President/CEO, New Jersey Restaurant & Hospitality Association (NJR&HA)
Dana Lancellotti joined the NJR&HA one year into the pandemic, at a time when strong leadership was critical for the hospitality industry. Fortunately, Lancellotti’s background offered a constellation of experiences that helped her empower association members: regional director of sales for Hotels Unlimited, leadership roles promoting Ocean County’s tourism—and even co-founding the Ocean County Military Support Committee, inspired by her volunteer work and civic advisory position at the then-newly merged Joint Base McGuire-Dix-Lakehurst.
Even though she was days away from an NJR&HA event, Lancellotti took the time to chat with South Jersey Biz about her earliest jobs’ impact on her work ethic, why she loves raising her children at the Shore and why supporting the military is a mission close to her heart.
What was the first thing you remember wanting to be?
When I was a little girl, I loved film and Broadway. I thought I would be a great casting director!
What previous professional experiences were the biggest assets in your early days of becoming NJR&HA president?
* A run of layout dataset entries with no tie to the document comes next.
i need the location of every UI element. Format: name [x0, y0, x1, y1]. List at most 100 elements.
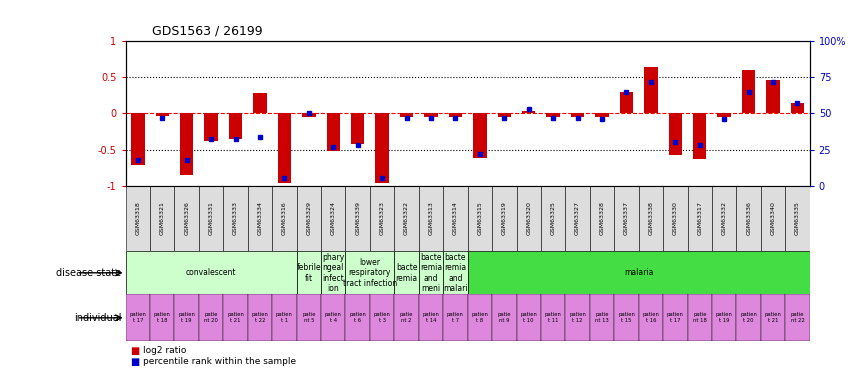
Text: GSM63313: GSM63313: [429, 201, 434, 236]
Text: patien
t 12: patien t 12: [569, 312, 586, 323]
Text: patie
nt 20: patie nt 20: [204, 312, 218, 323]
Text: GSM63328: GSM63328: [599, 201, 604, 236]
Bar: [590, 294, 614, 341]
Text: patien
t 6: patien t 6: [349, 312, 366, 323]
Text: patien
t 21: patien t 21: [765, 312, 781, 323]
Bar: [669, 113, 682, 154]
Bar: [791, 103, 805, 113]
Bar: [419, 294, 443, 341]
Text: GSM63327: GSM63327: [575, 201, 580, 236]
Bar: [174, 186, 199, 251]
Bar: [492, 186, 516, 251]
Text: GSM63321: GSM63321: [159, 201, 165, 236]
Text: GSM63340: GSM63340: [771, 201, 776, 236]
Bar: [663, 294, 688, 341]
Bar: [199, 186, 223, 251]
Bar: [321, 186, 346, 251]
Bar: [571, 113, 585, 117]
Bar: [638, 294, 663, 341]
Bar: [443, 294, 468, 341]
Text: patien
t 14: patien t 14: [423, 312, 439, 323]
Bar: [326, 113, 340, 151]
Text: ■: ■: [130, 346, 139, 355]
Text: patie
nt 18: patie nt 18: [693, 312, 707, 323]
Bar: [223, 294, 248, 341]
Bar: [742, 70, 755, 113]
Bar: [688, 186, 712, 251]
Bar: [443, 186, 468, 251]
Bar: [229, 113, 242, 139]
Text: GSM63324: GSM63324: [331, 201, 336, 236]
Bar: [620, 92, 633, 113]
Bar: [595, 113, 609, 117]
Text: GSM63325: GSM63325: [551, 201, 556, 236]
Bar: [321, 294, 346, 341]
Bar: [565, 186, 590, 251]
Text: patien
t 7: patien t 7: [447, 312, 464, 323]
Text: GSM63319: GSM63319: [501, 201, 507, 236]
Bar: [400, 113, 413, 117]
Bar: [199, 294, 223, 341]
Text: patien
t 4: patien t 4: [325, 312, 342, 323]
Text: GSM63329: GSM63329: [307, 201, 311, 236]
Text: GSM63334: GSM63334: [257, 201, 262, 236]
Text: patien
t 18: patien t 18: [154, 312, 171, 323]
Text: convalescent: convalescent: [186, 268, 236, 278]
Bar: [131, 113, 145, 165]
Text: bacte
remia
and
meni: bacte remia and meni: [420, 253, 442, 293]
Text: GSM63330: GSM63330: [673, 201, 678, 236]
Text: patien
t 19: patien t 19: [716, 312, 733, 323]
Text: GSM63337: GSM63337: [624, 201, 629, 236]
Text: GSM63335: GSM63335: [795, 201, 800, 236]
Text: GSM63326: GSM63326: [184, 201, 189, 236]
Text: GSM63332: GSM63332: [721, 201, 727, 236]
Bar: [346, 186, 370, 251]
Text: percentile rank within the sample: percentile rank within the sample: [143, 357, 296, 366]
Text: patien
t 1: patien t 1: [276, 312, 293, 323]
Bar: [638, 186, 663, 251]
Bar: [766, 80, 779, 113]
Bar: [296, 251, 321, 294]
Text: febrile
fit: febrile fit: [296, 263, 321, 282]
Text: patie
nt 13: patie nt 13: [595, 312, 609, 323]
Text: GSM63318: GSM63318: [135, 202, 140, 236]
Text: disease state: disease state: [56, 268, 121, 278]
Text: patien
t 15: patien t 15: [618, 312, 635, 323]
Bar: [785, 186, 810, 251]
Text: GSM63317: GSM63317: [697, 201, 702, 236]
Bar: [492, 294, 516, 341]
Bar: [736, 294, 761, 341]
Text: GSM63316: GSM63316: [282, 202, 287, 236]
Bar: [468, 294, 492, 341]
Bar: [541, 186, 565, 251]
Bar: [541, 294, 565, 341]
Bar: [150, 294, 174, 341]
Bar: [156, 113, 169, 116]
Text: GSM63320: GSM63320: [527, 201, 531, 236]
Bar: [761, 294, 785, 341]
Bar: [394, 251, 419, 294]
Text: GSM63331: GSM63331: [209, 201, 214, 236]
Bar: [443, 251, 468, 294]
Bar: [468, 186, 492, 251]
Bar: [126, 294, 150, 341]
Bar: [346, 294, 370, 341]
Text: patie
nt 5: patie nt 5: [302, 312, 315, 323]
Text: GDS1563 / 26199: GDS1563 / 26199: [152, 24, 262, 38]
Bar: [565, 294, 590, 341]
Text: individual: individual: [74, 313, 121, 323]
Bar: [321, 251, 346, 294]
Bar: [614, 294, 638, 341]
Bar: [516, 294, 541, 341]
Text: patien
t 20: patien t 20: [740, 312, 757, 323]
Bar: [180, 113, 193, 175]
Bar: [278, 113, 291, 183]
Bar: [394, 186, 419, 251]
Bar: [394, 294, 419, 341]
Bar: [663, 186, 688, 251]
Bar: [522, 111, 535, 113]
Text: patien
t 22: patien t 22: [251, 312, 268, 323]
Text: patie
nt 22: patie nt 22: [791, 312, 805, 323]
Bar: [126, 251, 296, 294]
Text: GSM63336: GSM63336: [746, 201, 751, 236]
I had all these jobs that culminated into the background needed for this role. … But I also worked in restaurants for 10 years—my first job was as a busgirl at 15. Then I worked as a hostess, a waitress, a bartender, everything. That taught me how to deal with the public, how to be outgoing, how to present myself professionally, how to make conversation, how to enthusiastically sell a product. And you learn work ethic: You learn that after a long day, you get to reap the rewards—with restaurants, it's your tips; with sales, it's your commission—of going above and beyond.
What was something about growing up at the Shore you wanted your own children to experience?
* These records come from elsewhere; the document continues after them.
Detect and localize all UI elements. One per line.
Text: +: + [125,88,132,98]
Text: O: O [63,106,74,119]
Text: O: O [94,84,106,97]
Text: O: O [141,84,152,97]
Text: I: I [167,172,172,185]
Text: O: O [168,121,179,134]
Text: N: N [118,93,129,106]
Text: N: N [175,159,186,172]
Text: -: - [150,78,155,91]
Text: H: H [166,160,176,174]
Being a resident at the Shore, there’s this beauty and all the different seasons of the shoreline you get to experience. … I always wanted my kids to enjoy the smell of the ocean and the feel of the boardwalks when there aren’t people there. That’s a beautiful time to be enjoying it. There’s a privilege to being at the Shore in the fall, winter and spring and seeing its different personalities.
What are some traits you think every good leader embraces?
It’s important for a leader to empower people to explore what their greatest strengths are, what their passions are and to try to help bring all those things to fruition. Another thing I learned over the years is that it’s important to let people have the spotlight when they accomplished or contributed something great—everybody should have a chance to be in the spotlight, as long as they want it. I also think you should try to keep a positive outlook and help your team see the future, like, “Hey, it might be tough today, but keep your eye on where we’re going and where we’re going to be.”
What’s a secret interest of yours that not many people know about?
I grew up on a pond, so as soon I could walk, I was on those double-blade ice skates. I learned a little bit of figure skating on the side so I’d be better at it: I used to love skating around, pretending I was Dorothy Hamill. I also love horseback riding and used to ride a little bit, the English equestrian kind of stuff. I have secret plans to get back to that again.
What makes New Jersey’s dining scene such a good one?
It’s exciting because it’s eclectic and it’s diverse. We have a tremendous amount of cultural diversity here in New Jersey and that translates into culinary diversity. We’re in a wonderful spot between New York City and Philly, we have access to tremendous chefs—plus, there’s the agricultural offerings of our Jersey Fresh foods and our seafood. And, I don’t want to insult anybody but, honestly, we have the best pizza here, too.
How do you get over a hurdle, hiccup or just a less-than-great day at work?
A fabulous meal where I can decompress, enjoy the atmosphere, enjoy great service and explore great foods I’ve never tried before. That’s a great way to get your mind off a tough day: Go out to eat with family and friends and just enjoy the company you’re with and that experience together. It’s important to refocus your energy on something enjoyable!
What inspired you to devote so much of your time and energy to supporting veterans and military families?
Back in 2008, when the economy was tanking, I worked for some Toms River hotels and needed to put heads in beds. There was business coming in from Joint Base McGuire-Dix-Lakehurst: pilots and Department of Defense contractors. I started asking market questions, and a whole world opened up when the contractors introduced me to base leadership and I learned more about the military—which needs support and community relationships. There were many people in Ocean County, particularly at the Chamber of Commerce, who were also feeling [the need for better community engagement with the base]. That’s when we created the Ocean County Military Support Committee, which actually expanded to become the Military Support Alliance of New Jersey because we cover the whole state. It’s the least we can do!
What’s some advice you have for recent grads who are just beginning their professional journeys?
This is such a new and uncharted landscape with COVID. But I can't stress enough how important it is to establish connections and network face-to-face whenever possible. You can't beat eye contact and in-person connections. You have to go beyond the virtual engagement: Let people feel your energy, see your eyes and have a conversation.